Numbers are from my own bench runs at batch 1, 512 prompt tokens, 128 generation tokens. Yours will differ; treat these as relative anchors. The takeaway: any of these models runs interactively on a five-year-old GPU. A 16 GB MacBook handles them all simultaneously if you wanted, which is wild for what was frontier capability eighteen months earlier.

For CPU-only servers without a GPU, Gemma-2-2B is the only one I’d consider for interactive use. It can sustain 10-12 tok/s on a modern Xeon with AVX-512, which is barely usable. The others land below 5 tok/s. Pay for a GPU if you can; the cost-effectiveness is overwhelming.

A Note on Multimodal Variants

Both Llama-3.2 (11B and 90B) and Phi-3.5 (Phi-3.5-vision-instruct) ship vision-capable variants. I’m deliberately excluding them from this survey because they’re not SLMs by my definition — the 11B Llama with vision needs 24 GB of VRAM at Q4, which is well outside the “single consumer card” envelope.

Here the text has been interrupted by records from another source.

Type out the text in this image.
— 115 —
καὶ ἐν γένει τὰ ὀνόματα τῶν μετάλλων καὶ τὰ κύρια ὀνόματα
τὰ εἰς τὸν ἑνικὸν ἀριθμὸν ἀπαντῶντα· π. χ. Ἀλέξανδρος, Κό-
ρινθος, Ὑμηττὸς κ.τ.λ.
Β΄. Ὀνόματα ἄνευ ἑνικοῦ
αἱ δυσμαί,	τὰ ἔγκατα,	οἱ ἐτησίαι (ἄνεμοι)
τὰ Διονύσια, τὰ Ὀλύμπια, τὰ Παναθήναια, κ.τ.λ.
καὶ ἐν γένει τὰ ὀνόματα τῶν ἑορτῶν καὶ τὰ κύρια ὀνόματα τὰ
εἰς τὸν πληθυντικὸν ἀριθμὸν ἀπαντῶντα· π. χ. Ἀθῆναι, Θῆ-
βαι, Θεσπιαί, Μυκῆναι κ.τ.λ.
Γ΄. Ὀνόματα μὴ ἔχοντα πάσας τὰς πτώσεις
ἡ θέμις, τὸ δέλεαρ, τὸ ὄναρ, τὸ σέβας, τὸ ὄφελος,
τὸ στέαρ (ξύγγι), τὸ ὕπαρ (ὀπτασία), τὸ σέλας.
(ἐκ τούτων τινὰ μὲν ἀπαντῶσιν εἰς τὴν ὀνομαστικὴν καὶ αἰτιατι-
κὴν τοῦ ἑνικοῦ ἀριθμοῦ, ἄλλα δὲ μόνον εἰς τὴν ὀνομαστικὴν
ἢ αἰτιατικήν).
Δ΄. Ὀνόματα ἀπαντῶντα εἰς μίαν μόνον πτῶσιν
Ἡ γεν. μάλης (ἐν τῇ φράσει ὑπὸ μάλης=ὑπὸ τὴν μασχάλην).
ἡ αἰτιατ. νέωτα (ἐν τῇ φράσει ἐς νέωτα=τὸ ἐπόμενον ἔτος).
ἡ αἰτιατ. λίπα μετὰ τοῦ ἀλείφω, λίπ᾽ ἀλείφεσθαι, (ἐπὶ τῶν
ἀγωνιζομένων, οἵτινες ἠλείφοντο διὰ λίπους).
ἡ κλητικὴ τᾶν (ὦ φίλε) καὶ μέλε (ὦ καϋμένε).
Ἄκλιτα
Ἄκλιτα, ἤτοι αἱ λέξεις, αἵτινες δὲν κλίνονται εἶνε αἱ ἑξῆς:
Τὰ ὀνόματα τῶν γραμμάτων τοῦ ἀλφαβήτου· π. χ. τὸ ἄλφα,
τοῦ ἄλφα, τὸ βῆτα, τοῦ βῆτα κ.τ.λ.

If you specifically need vision, Phi-3.5-vision (4.2B) is the only true small multimodal model in this list and it’s surprisingly good for OCR and document layout tasks. It’s not in my main rotation only because text tasks vastly outnumber vision tasks in the work I ship.

Wrapping Up

The SLM landscape in January 2025 is finally healthy. Four solid families, real licenses, real ecosystems, real tooling. The decision is no longer “which model is best” but “which model fits my constraints” — and constraints are mostly about license, tokenizer efficiency, and how grumpy your model is allowed to be about refusals. Start with Phi-3.5-mini if MIT matters, Llama 3.2 3B if context matters, Qwen2.5 if multilingual matters, and Gemma 2 2B if footprint matters. Then measure on your actual task, because the surveys lie just enough to be dangerous.